Several practices at One Buc Place are open to the public, no ticket required. Admission and parking are free. Fans also can enjoy discounted concessions, autograph sessions and appearances by the Buccaneers cheerleaders and the Captain Fear mascot.
The popular night practice at Raymond James Stadium starts at 6:45 p.m. Saturday. Parking lots will open at 2:30 p.m., with autograph vouchers — required for all active-player signings — distributed through the box office in the South Plaza starting at 3 p.m., and autograph sessions beginning at 4 p.m. A fireworks show will end the evening. Practices open to the public (dates and times subject to change):
Today: 8:45-11:30 a.m. Saturday: 6:45-9 p.m. (at Raymond James Stadium) Monday: 8:45-11:30 a.m. Wednesday: 8:45-11:30 a.m. Thursday: 8:45-11:30 a.m. Aug. 2: 8:45-11:30 a.m. Aug. 3: 8:45-11:30 a.m. Aug. 6: 8:45-11:30 a.m. Aug. 10: 10:10 a.m.-12:45 p.m.
Preseason schedule Aug. 8: Baltimore, 7:30 p.m. Aug. 16: at New England, 8 p.m. Aug. 24: at Miami, 7:30 p.m. Aug. 29: Washington, 7:30 p.m.
TAMPA - For the first time in a while, maybe in his career, cornerback Darrelle Revis feels like he is part of a football family.
But you might be surprised which family member his new Buccaneers teammates consider him.
"The younger guys on the team are calling me 'Grandpa,' " Revis said. "That's my new nickname. I was like, 'Wait guys, this is only my seventh year in the league.' "
Revis, 28, certainly got the grandfather treatment during the first training camp practice on Thursday. In his first workout with a team since he tore the ACL in his left knee last September with the New York Jets, Revis had a restricted work load.
Other than taking a few snaps with the field-goal block unit, he was limited to participating in 11 "individual" position-group drills and was back in the locker room before the "team" 11-on-11 work began.
"He did drill work, which was the plan, and then he did rehab the rest of the time," coach Greg Schiano said. "Like I said, we're going to take it day by day, and then each night we'll figure out the plan (for the next day).
"So much of it will be input from Darrelle. This guy knows what he needs to do to get ready to play, so we'll just communicate, because I think communication is more important than anything here."
The most important thing to Revis is patience. He admits that earlier in his career, he might have been in a hurry to get back up to full speed, which is never good for a player on the mend.
"I realize now that it's a process that you have to go through, but I had to learn that over the years, being around other veterans," he said. "I've had to learn to be patient, because I love to play the game, love to compete."
It showed on Thursday.
Revis jumped into position with the block team during a couple of field goal drills. Already holding a ball in each hand, he also joined a group of return hopefuls fielding punts.
For the most part, though, he stayed with the cornerbacks and worked on fundamentals, seldom pushing his body beyond the demands of a mock interception drill in which he had to backpedal, stop and run forward.
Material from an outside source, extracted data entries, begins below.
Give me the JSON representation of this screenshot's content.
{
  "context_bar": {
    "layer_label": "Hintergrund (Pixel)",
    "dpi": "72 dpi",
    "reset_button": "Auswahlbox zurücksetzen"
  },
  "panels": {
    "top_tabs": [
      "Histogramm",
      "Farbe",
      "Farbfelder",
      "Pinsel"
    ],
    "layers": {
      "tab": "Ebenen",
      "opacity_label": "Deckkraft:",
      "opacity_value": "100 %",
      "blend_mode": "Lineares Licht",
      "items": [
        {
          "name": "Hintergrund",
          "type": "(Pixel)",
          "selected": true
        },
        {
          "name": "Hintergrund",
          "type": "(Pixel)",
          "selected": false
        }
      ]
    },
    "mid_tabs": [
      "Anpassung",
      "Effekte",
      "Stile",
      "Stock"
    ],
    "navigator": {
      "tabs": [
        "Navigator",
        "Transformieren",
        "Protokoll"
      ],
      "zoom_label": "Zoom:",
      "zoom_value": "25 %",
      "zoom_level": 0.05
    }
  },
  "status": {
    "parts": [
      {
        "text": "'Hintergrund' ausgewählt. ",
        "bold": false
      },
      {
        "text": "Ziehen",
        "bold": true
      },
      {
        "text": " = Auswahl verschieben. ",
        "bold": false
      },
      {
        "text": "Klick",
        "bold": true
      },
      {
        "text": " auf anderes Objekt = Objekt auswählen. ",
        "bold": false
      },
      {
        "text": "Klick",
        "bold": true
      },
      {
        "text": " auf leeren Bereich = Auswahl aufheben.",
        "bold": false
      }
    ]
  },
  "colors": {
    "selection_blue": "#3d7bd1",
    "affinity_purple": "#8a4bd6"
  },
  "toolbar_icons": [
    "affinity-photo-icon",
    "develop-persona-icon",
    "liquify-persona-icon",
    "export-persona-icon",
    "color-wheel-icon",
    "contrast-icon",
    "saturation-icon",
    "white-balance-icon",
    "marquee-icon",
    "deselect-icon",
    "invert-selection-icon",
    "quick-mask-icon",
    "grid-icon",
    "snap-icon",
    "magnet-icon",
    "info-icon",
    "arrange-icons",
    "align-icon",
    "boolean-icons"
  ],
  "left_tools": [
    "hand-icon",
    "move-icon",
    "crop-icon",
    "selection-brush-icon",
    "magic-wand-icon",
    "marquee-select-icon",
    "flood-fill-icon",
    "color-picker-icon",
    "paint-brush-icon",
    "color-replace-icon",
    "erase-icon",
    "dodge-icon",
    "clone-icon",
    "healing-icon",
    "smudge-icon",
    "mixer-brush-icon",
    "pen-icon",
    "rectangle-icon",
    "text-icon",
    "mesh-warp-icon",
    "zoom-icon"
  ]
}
On this day, at least, that was good enough. After all, it had been almost a year since Revis, who came to the Bucs in an April trade, had done anything close to that.
"I've been looking forward to this since I was injured, so it was awesome to be out there again with my teammates and coaches and just do what I love to do, which is play football," Revis said.
Revis was looking so forward to Thursday's workout that he didn't sleep very well Wednesday night. If he was tired after a night of tossing and turning, though, it didn't show on the field.
"I felt fine," he said. "The biggest thing for me right now is just trying to dust off the cobwebs and get back out there, and that's what we're doing right now, easing me back in and focusing on making progress."
Revis believes he has already made significant progress. The offseason work he did with the Bucs and on his own in Arizona has eliminated any concern he has of putting too much stress on his reconstructed knee.
It was hard to argue with that assessment Thursday. Revis did not wear a brace or stabilizing wrap on his knee and ran with a fluidity that belied his injury.
With the goal being to have Revis ready for the Sept. 8 regular-season opener against the Jets in New York, the Bucs still have not decided whether to test Revis' knee in a preseason game. Revis is OK with that, partly because he went through a similar situation in 2010, when he staged a 36-day training camp contract holdout that lasted until eight days before the start of the season.
"I think we have a good game plan here, and if that's what's best for me to be healthy on Sept. 8, then that's what it has to be," Revis said. "It's all on coach. We're all on the same page here. As I progress and get better and get more reps, I'll be at full tilt. I don't know when that time will be, but like I said, it's day-to-day now and we have to follow the game plan.
"The biggest thing, really, is they might have to hold me back, because I'm a competitor and right now I'm just so anxious to get back out there and be with my teammates and play and compete."